Across the street from my sister-in-law’s home in Anna Maria Island, Florida, there sits a wooden bench under a palm tree – a school bus stop.  Reaching beyond the bench is a white sand trail lined with tropical greenery that leads to a wide beach and the glittering blue-green sea.  I carry that bench with me (figuratively) every time we leave Anna Maria.  It symbolizes a simpler, quieter life that I sometimes yearn for when things get too hectic, too irritating, too hard living in Chicago.

It’s a small (not-so-funny-to-my-husband) joke in our family that every time we travel somewhere I imagine us living there.  This is odd because I love our life in Chicago, most days.  I think it speaks to the wanderlust in my heart that is always thinking, “Why not?”  

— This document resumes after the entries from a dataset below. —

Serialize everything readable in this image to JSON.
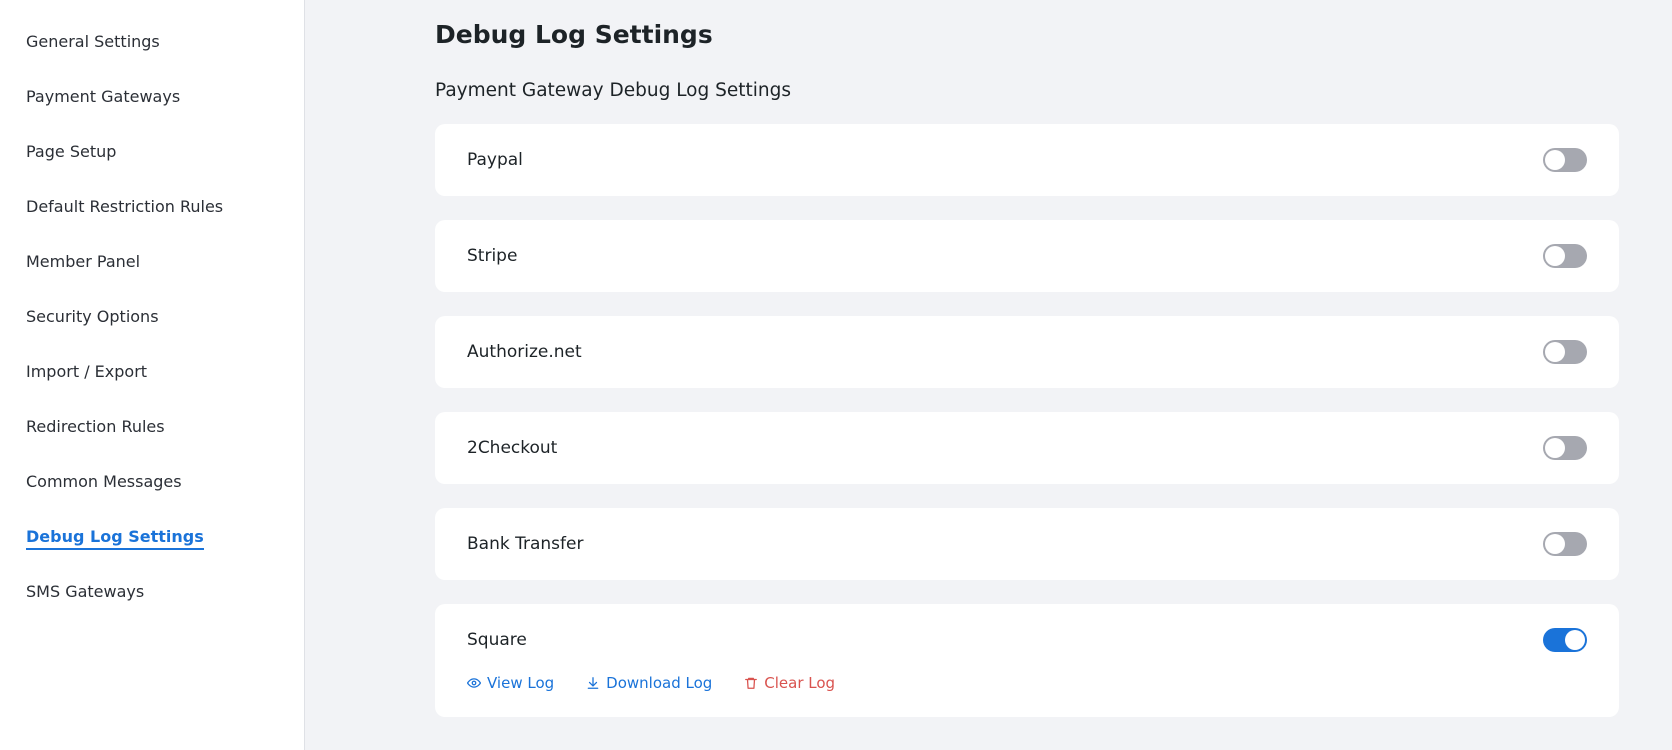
{
  "sidebar": {
    "items": [
      {
        "label": "General Settings"
      },
      {
        "label": "Payment Gateways"
      },
      {
        "label": "Page Setup"
      },
      {
        "label": "Default Restriction Rules"
      },
      {
        "label": "Member Panel"
      },
      {
        "label": "Security Options"
      },
      {
        "label": "Import / Export"
      },
      {
        "label": "Redirection Rules"
      },
      {
        "label": "Common Messages"
      },
      {
        "label": "Debug Log Settings",
        "active": true
      },
      {
        "label": "SMS Gateways"
      }
    ]
  },
  "main": {
    "title": "Debug Log Settings",
    "section_title": "Payment Gateway Debug Log Settings",
    "gateways": [
      {
        "label": "Paypal",
        "enabled": false
      },
      {
        "label": "Stripe",
        "enabled": false
      },
      {
        "label": "Authorize.net",
        "enabled": false
      },
      {
        "label": "2Checkout",
        "enabled": false
      },
      {
        "label": "Bank Transfer",
        "enabled": false
      },
      {
        "label": "Square",
        "enabled": true
      }
    ],
    "square_actions": {
      "view_log": "View Log",
      "download_log": "Download Log",
      "clear_log": "Clear Log"
    }
  },
  "icons": {
    "view": "eye-icon",
    "download": "download-icon",
    "clear": "trash-icon"
  },
  "colors": {
    "accent": "#1a73d9",
    "danger": "#d9534f",
    "toggle_off": "#a6a8b0",
    "background": "#f2f3f6"
  }
}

I am always incredulous when I inevitably ask of my family during any given vacation – sometimes just as we drive through some sleepy little town, “What would it be like to live here?” and they answer, “Oh, I don’t think it would be right for us.   It’s too quiet.  It’s too remote.  It’s away from our friends.  It’s away from our school.”  Or my favorite, “We’d be bored.” They always have some reason why this town, this city, this country is not the right place and only Chicago will do.  I then gaze out at the snow-capped mountains or the rolling vineyards or the tree-lined boulevards or – most recently – the wooden bench under the palm tree, and realize that my yearning to try these new places is not shared with anyone in my immediate family.

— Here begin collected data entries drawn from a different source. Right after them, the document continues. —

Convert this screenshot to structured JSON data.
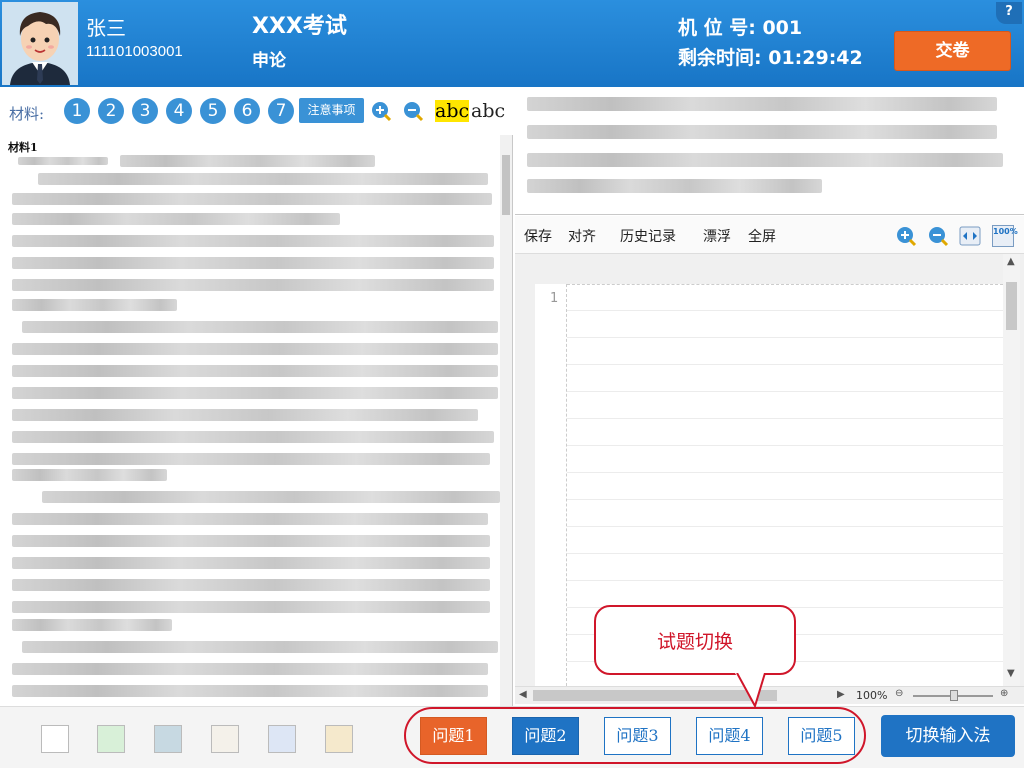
{
  "header": {
    "candidate_name": "张三",
    "candidate_id": "111101003001",
    "exam_title": "XXX考试",
    "exam_subject": "申论",
    "seat_label": "机 位 号:",
    "seat_number": "001",
    "time_label": "剩余时间:",
    "time_remaining": "01:29:42",
    "submit_label": "交卷",
    "help_label": "?"
  },
  "materials": {
    "label": "材料:",
    "numbers": [
      "1",
      "2",
      "3",
      "4",
      "5",
      "6",
      "7"
    ],
    "notice_label": "注意事项",
    "highlight_sample": "abc",
    "plain_sample": "abc",
    "heading": "材料1"
  },
  "editor": {
    "buttons": [
      "保存",
      "对齐",
      "历史记录",
      "漂浮",
      "全屏"
    ],
    "line_number": "1",
    "zoom_label": "100%",
    "zoom_reset_label": "100%"
  },
  "bottom": {
    "question_tabs": [
      "问题1",
      "问题2",
      "问题3",
      "问题4",
      "问题5"
    ],
    "ime_label": "切换输入法",
    "swatch_colors": [
      "#ffffff",
      "#d8f0d8",
      "#c7d9e2",
      "#f4f1ea",
      "#dde6f5",
      "#f5e9cc"
    ]
  },
  "callout": {
    "text": "试题切换"
  },
  "colors": {
    "header_blue": "#1f7fd0",
    "accent_orange": "#ee6a26",
    "tab_blue": "#1f73c4",
    "callout_red": "#d0162a"
  }
}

I don’t know why this is.  I traveled a lot before I got married.  I took seriously the sage advice of older friends to “sow your wild oats” and, fortunately, a lot of my travel was associated with my work and allowed me to visit such far-flung places as Australia, South America, Africa, and many jaunts to Europe.  I would frequently tack on extra time before or after these trips so that I could wander around – always alone and always on foot – to generally soak in the locales, all the while wondering, “What would it be like to live here?

In Anna Maria, the pace is slow.  People ride their bikes a lot.  There is no Starbucks.  No fast food chains.  No taxis.  No movie theatres.  No malls.  There is one elementary school, one high school, and one grocery store.  It’s Quiet.

There are also manatees living in the canals and dolphins frolicking just off-shore.  There are wide, nearly-empty, white sandy beaches.  From May to October, there are turtle egg nests dotting the shoreline and all of the establishments located on or near the beaches (restaurants, homes, etc) turn off their lights after dusk lest the baby turtles, upon hatching, accidentally mistake our man-made, electric lights as the moonlit sea.  It’s hard to believe my family wouldn’t be happy living here, no matter what they say.  I envision my husband home for dinner every night, more relaxed in this new environment, with more time to “smell the roses” in the most literal way.   I envision our children becoming avid sea kayakers, marine biologists, enviromentalists.  I imagine them sitting on the wooden bench under the palm tree, waiting for the bus to take them to school, the ocean breeze fluttering their hair.

My husband rolls his eyes at these reveries and tells me I’m a dreamer, unrealistic, crazy.  He is, no doubt, correct.  I’m on vacation, after all, and not actually living in these idyllic places.  And yet, why not?  People move every day.  People work and go to school and live their lives in a multitude of unlikely places.  Pick up and move.  Pick up and move.  We do it all the time, albeit, in Chicago proper.  Until I convince the rest of my family otherwise, the bench comes with me.